This is a piece on persons with their respective problems with their own "humble opinions".
The President recently expressed an opinion on a pending litigation which he would later say was his personal opinion. I would be the first to argue and defend vigorously the President's right to hold a personal opinion on many things. However, because he is the President and because he said it publicly, his "personal opinion" takes on a life of its own. It spills over not only into the public domain but it becomes "marching orders" or, technically, policy. So when President Aquino III says in public IMHO Senator Trillanes IV got a raw deal (certainly not a direct quote but it is the same message) and may not have been charged with the proper offense, it becomes much much more than his "humble opinion." It signals the Justice Secretary to initiate an investigation into what the proper charge/s should have been; which, in fact, the Justice Secretary has done and is now doing.

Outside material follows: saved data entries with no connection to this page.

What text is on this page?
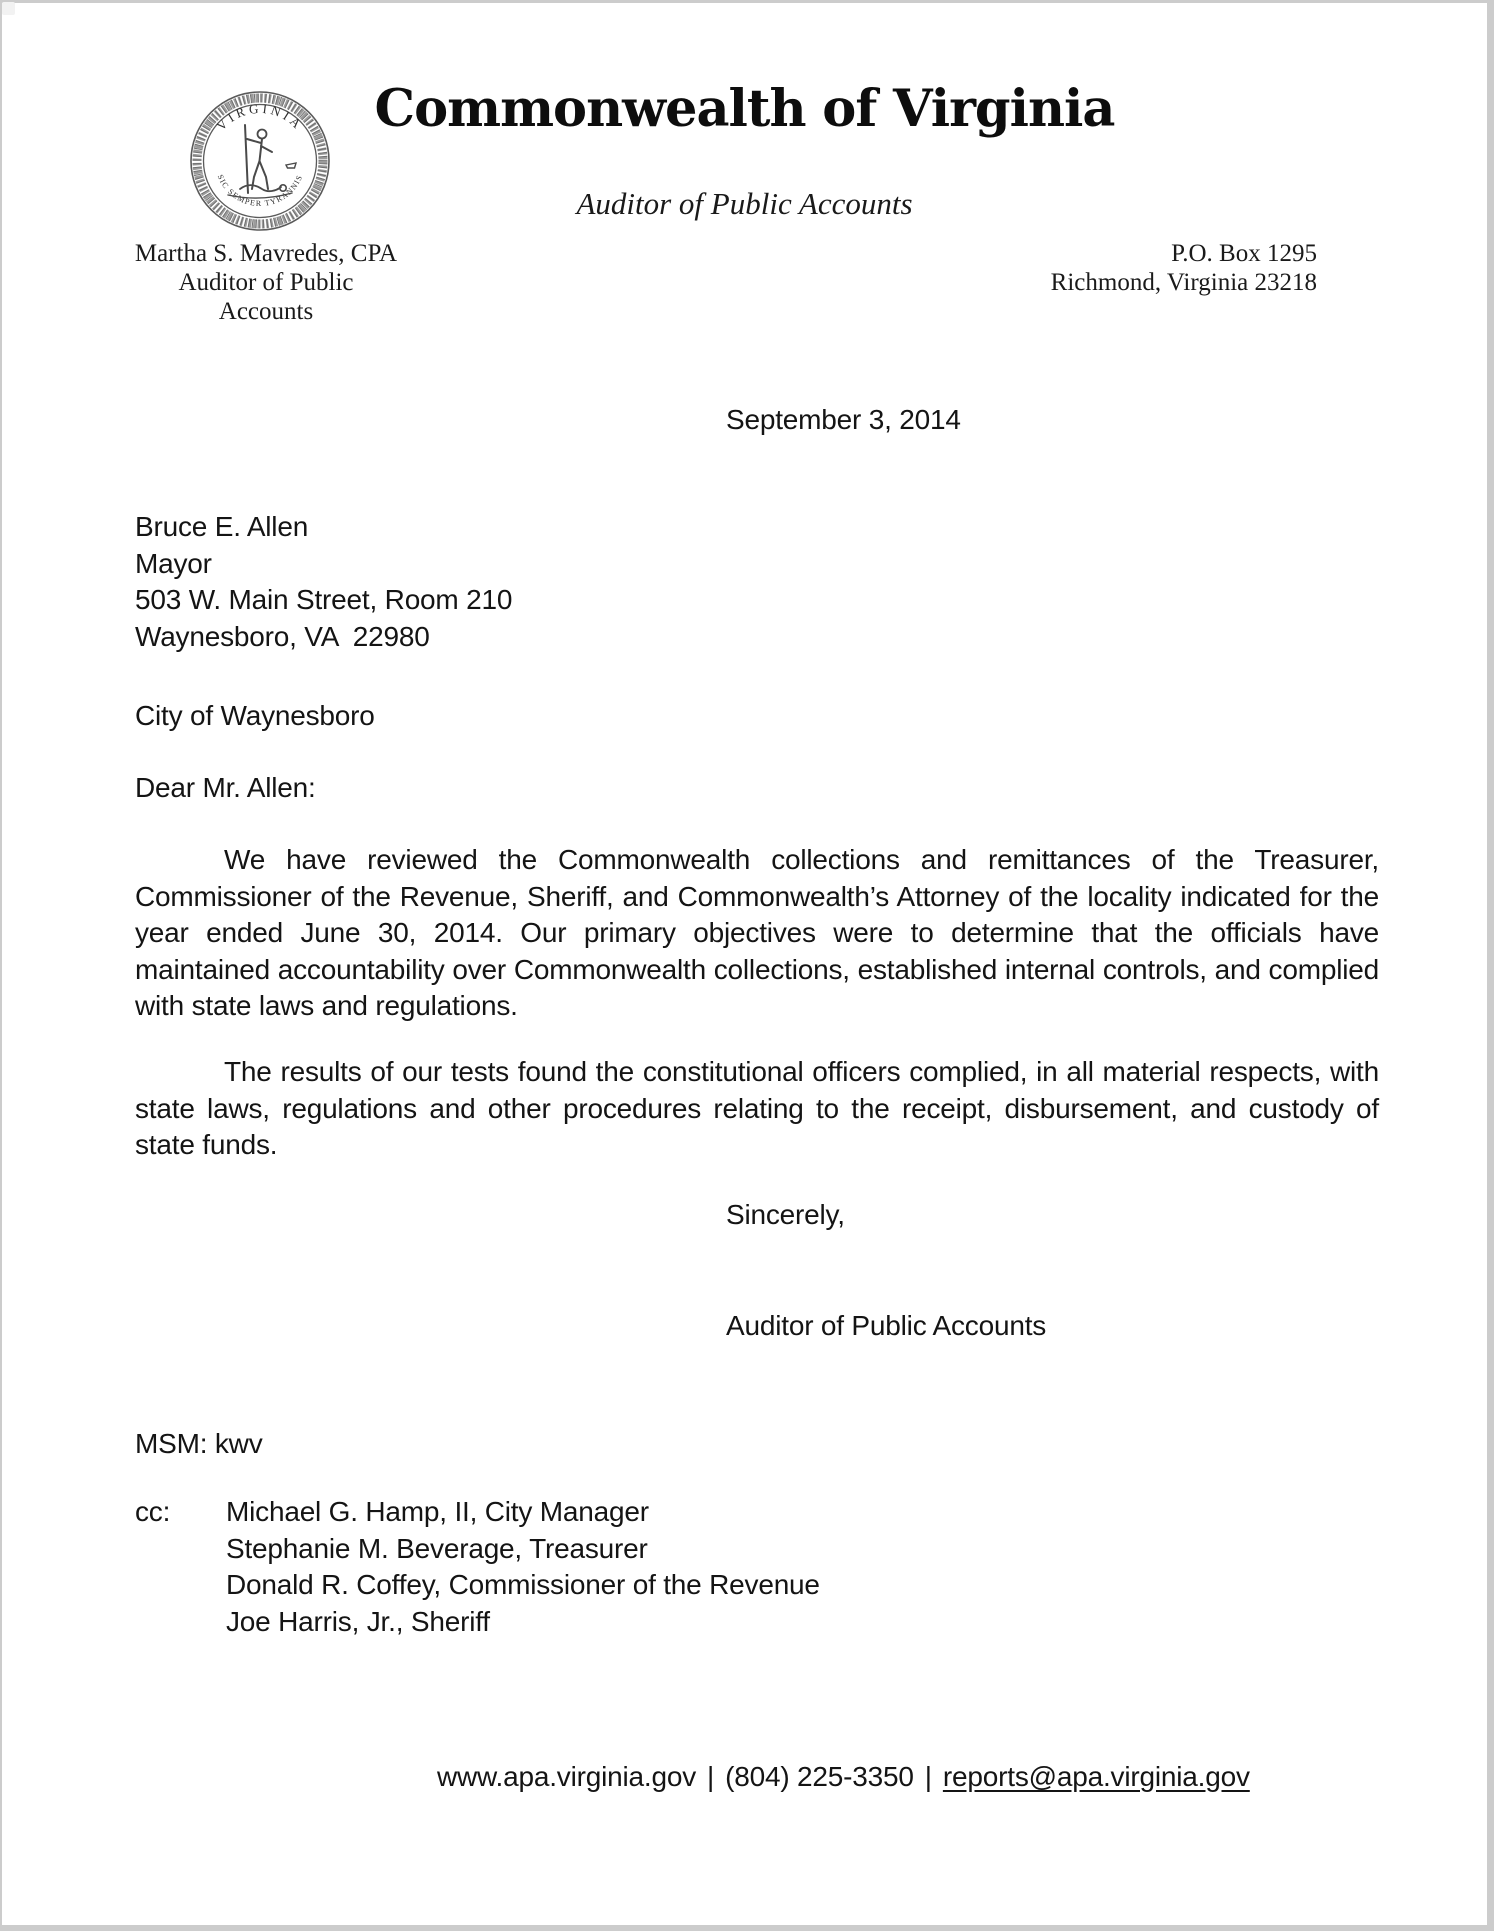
VIRGINIA
SIC SEMPER TYRANNIS
Commonwealth of Virginia
Auditor of Public Accounts
Martha S. Mavredes, CPA
Auditor of Public Accounts
P.O. Box 1295
Richmond, Virginia 23218
September 3, 2014
Bruce E. Allen
Mayor
503 W. Main Street, Room 210
Waynesboro, VA  22980
City of Waynesboro
Dear Mr. Allen:
We have reviewed the Commonwealth collections and remittances of the Treasurer, Commissioner of the Revenue, Sheriff, and Commonwealth’s Attorney of the locality indicated for the year ended June 30, 2014. Our primary objectives were to determine that the officials have maintained accountability over Commonwealth collections, established internal controls, and complied with state laws and regulations.
The results of our tests found the constitutional officers complied, in all material respects, with state laws, regulations and other procedures relating to the receipt, disbursement, and custody of state funds.
Sincerely,
Auditor of Public Accounts
MSM: kwv
cc:	Michael G. Hamp, II, City Manager
Stephanie M. Beverage, Treasurer
Donald R. Coffey, Commissioner of the Revenue
Joe Harris, Jr., Sheriff
www.apa.virginia.gov | (804) 225-3350 | reports@apa.virginia.gov
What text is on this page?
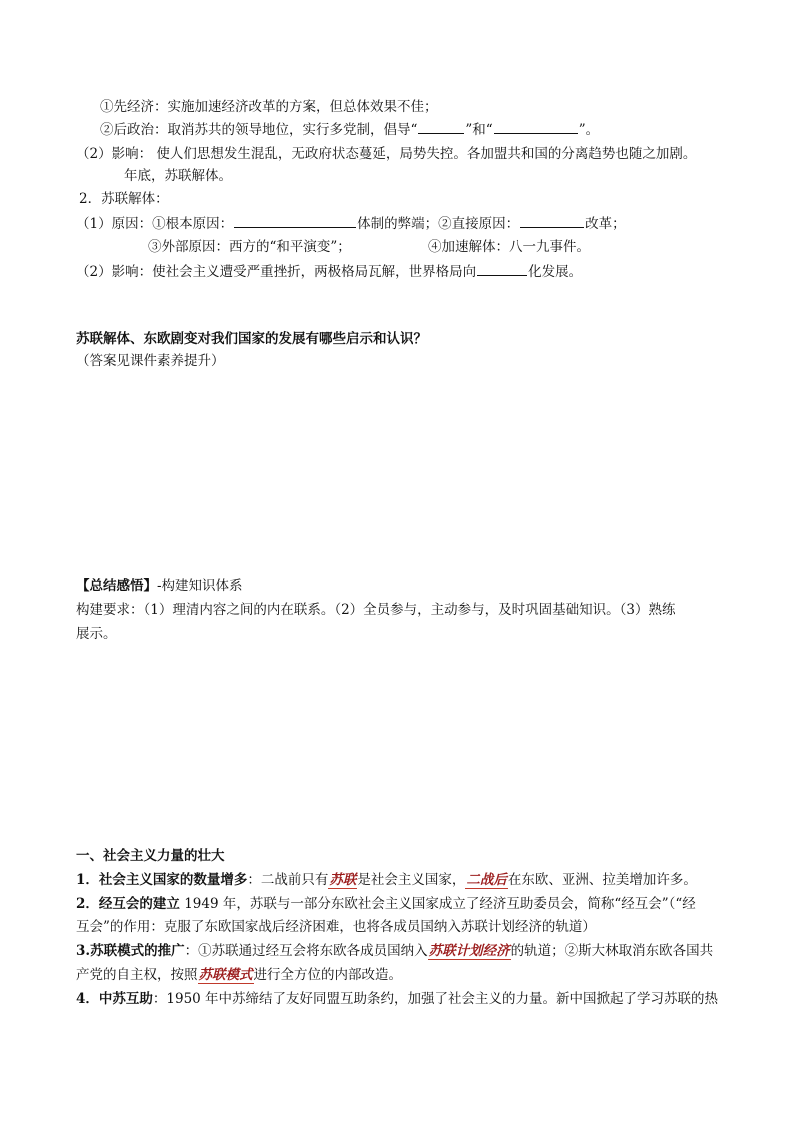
①先经济：实施加速经济改革的方案，但总体效果不佳；
②后政治：取消苏共的领导地位，实行多党制，倡导“	”和“	”。
（2）影响： 使人们思想发生混乱，无政府状态蔓延，局势失控。各加盟共和国的分离趋势也随之加剧。
年底，苏联解体。
2．苏联解体：
（1）原因：①根本原因：	体制的弊端；②直接原因：	改革；
③外部原因：西方的“和平演变”；	④加速解体：八一九事件。
（2）影响：使社会主义遭受严重挫折，两极格局瓦解，世界格局向	化发展。
苏联解体、东欧剧变对我们国家的发展有哪些启示和认识？
（答案见课件素养提升）
【总结感悟】-构建知识体系
构建要求：（1）理清内容之间的内在联系。（2）全员参与，主动参与，及时巩固基础知识。（3）熟练
展示。
一、社会主义力量的壮大
1．社会主义国家的数量增多：二战前只有苏联是社会主义国家，二战后在东欧、亚洲、拉美增加许多。
2．经互会的建立 1949 年，苏联与一部分东欧社会主义国家成立了经济互助委员会，简称“经互会”（“经
互会”的作用：克服了东欧国家战后经济困难，也将各成员国纳入苏联计划经济的轨道）
3.苏联模式的推广：①苏联通过经互会将东欧各成员国纳入苏联计划经济的轨道；②斯大林取消东欧各国共
产党的自主权，按照苏联模式进行全方位的内部改造。
4．中苏互助：1950 年中苏缔结了友好同盟互助条约，加强了社会主义的力量。新中国掀起了学习苏联的热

What is wrong with the "personal opinion" of the President is that the case is pending and has been pending for some time (Note: I am counsel for some of the accused in the very same case, not for Senator Trillanes IV, and have, in fact, put on record in the proper pleadings that the charge is wrong and, as a defense, coup d'etat could not have been charged; former counsel of record for Trillanes IV Atty. Roel Pulido and counsel for one of the accused Atty. Rene Saguisag have pleaded the same exact defense. I should be happy that the President agrees with our assessment of the case; yet, I am greatly disturbed by the quality of "legal" advise that the President is apparently getting such that he was not advised that it would send the wrong message to say that in public.) . The President's HO gave all the wrong signals, policy wise. Moreover, it signalled a possible tectonic shift in terms of Executive-Judiciary relations--that the President would make a declaration that would have grave repercussions on the separation of powers.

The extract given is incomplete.